There is another interesting aspect to the new allowance. This is the fact that it is retrospectively “gifted” to spouses or civil partners who die before 6th April 2017. So if Mrs Smith’s husband died five years ago, and she dies in 2021, she will have not only her MRNRB but also that of her late husband to use in conjunction with her estate. A spouse or civil partner who dies before 6th April 2017 will be able to pass on 100% of their allowance to the second spouse to die without having had to qualify in the normal way with regard to owning a residence. Those who die after that April date will have to satisfy the criterion of owning a residential property. However, the legislation is intended to be relatively flexible so, if more than one property is comprised in the estate, the executors can choose which property will benefit from the allowance.
One of the reasons cited by the Government for introducing this allowance is that property price increases have pulled many more people into the Inheritance Tax net than before, and this story would have been set to repeat itself over the coming years. The Government has calculated that this new allowance will keep the number of estates paying Inheritance Tax in five years’ time the same as the number paid the tax in the year 2014/15.
But not everybody will receive the full benefits of this new MRNRB – those whose estates are valued in excess of £2 million will see the allowance tapered.

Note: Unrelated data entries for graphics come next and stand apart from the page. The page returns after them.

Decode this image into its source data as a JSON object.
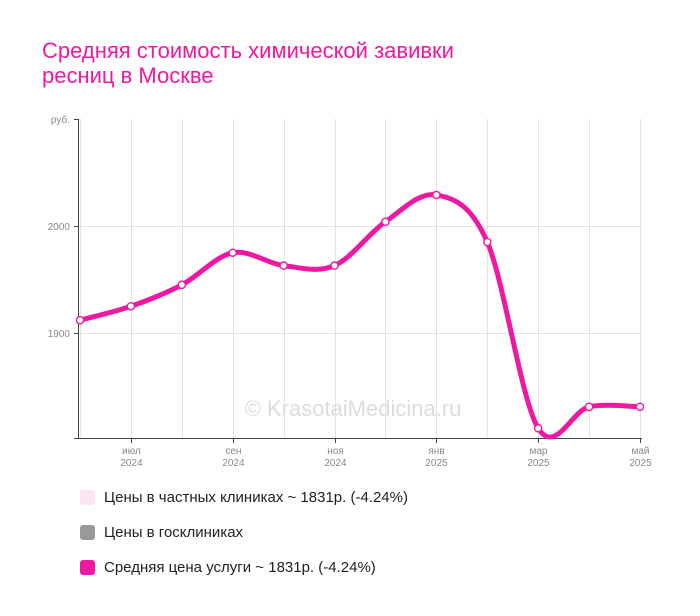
{
  "title_lines": [
    "Средняя стоимость химической завивки",
    "ресниц в Москве"
  ],
  "watermark": "© KrasotaiMedicina.ru",
  "colors": {
    "accent": "#f018a2",
    "private_swatch": "#fde6f2",
    "public_swatch": "#999999",
    "grid": "#e2e2e2",
    "axis": "#444444"
  },
  "legend": [
    {
      "label": "Цены в частных клиниках ~ 1831р. (-4.24%)",
      "color": "#fde6f2"
    },
    {
      "label": "Цены в госклиниках",
      "color": "#999999"
    },
    {
      "label": "Средняя цена услуги ~ 1831р. (-4.24%)",
      "color": "#f018a2"
    }
  ],
  "chart_data": {
    "type": "line",
    "title": "Средняя стоимость химической завивки ресниц в Москве",
    "ylabel": "руб.",
    "ylim": [
      1800,
      2100
    ],
    "yticks": [
      1900,
      2000
    ],
    "x_tick_labels": [
      {
        "month": "июл",
        "year": "2024"
      },
      {
        "month": "сен",
        "year": "2024"
      },
      {
        "month": "ноя",
        "year": "2024"
      },
      {
        "month": "янв",
        "year": "2025"
      },
      {
        "month": "мар",
        "year": "2025"
      },
      {
        "month": "май",
        "year": "2025"
      }
    ],
    "x": [
      "2024-06",
      "2024-07",
      "2024-08",
      "2024-09",
      "2024-10",
      "2024-11",
      "2024-12",
      "2025-01",
      "2025-02",
      "2025-03",
      "2025-04",
      "2025-05"
    ],
    "series": [
      {
        "name": "Средняя цена услуги ~ 1831р. (-4.24%)",
        "color": "#f018a2",
        "values": [
          1912,
          1925,
          1945,
          1975,
          1963,
          1963,
          2004,
          2029,
          1985,
          1811,
          1831,
          1831
        ]
      }
    ],
    "grid": true,
    "legend_position": "bottom"
  }
}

For every £2 by which the estate exceeds the £2 million mark, £1 will be lost from the MRNRB.
One thing is clear and that is that the Government did not want to “keep it simple, stupid” by raising the Inheritance Tax allowance to £500,000 per person. This rather convoluted MRNRB will only apply to those leaving assets to children (and not through discretionary trusts). If a person dies without using their MRNRB, it will only transfer to a surviving spouse or civil partner and not to an unmarried co-parent. At least it will include those who downsize or sell their property. But those who want to leave assets to parents, siblings or nieces or nephews will only have the standard nil rate band to set against their estate.
This situation is likely to encourage lifetime tax planning by those who cannot benefit from the MRNRB. They are the ones who now face the prospect of being left with just the standard nil rate band which will dwindle in value as inflation takes its toll over the next six years. Parents will have that same standard nil rate band, but the pill is sweetened for them by the availability of the MRNRB.
Wouldn’t it have been easier (and fairer) Chancellor, to have raised the standard NRB for everyone?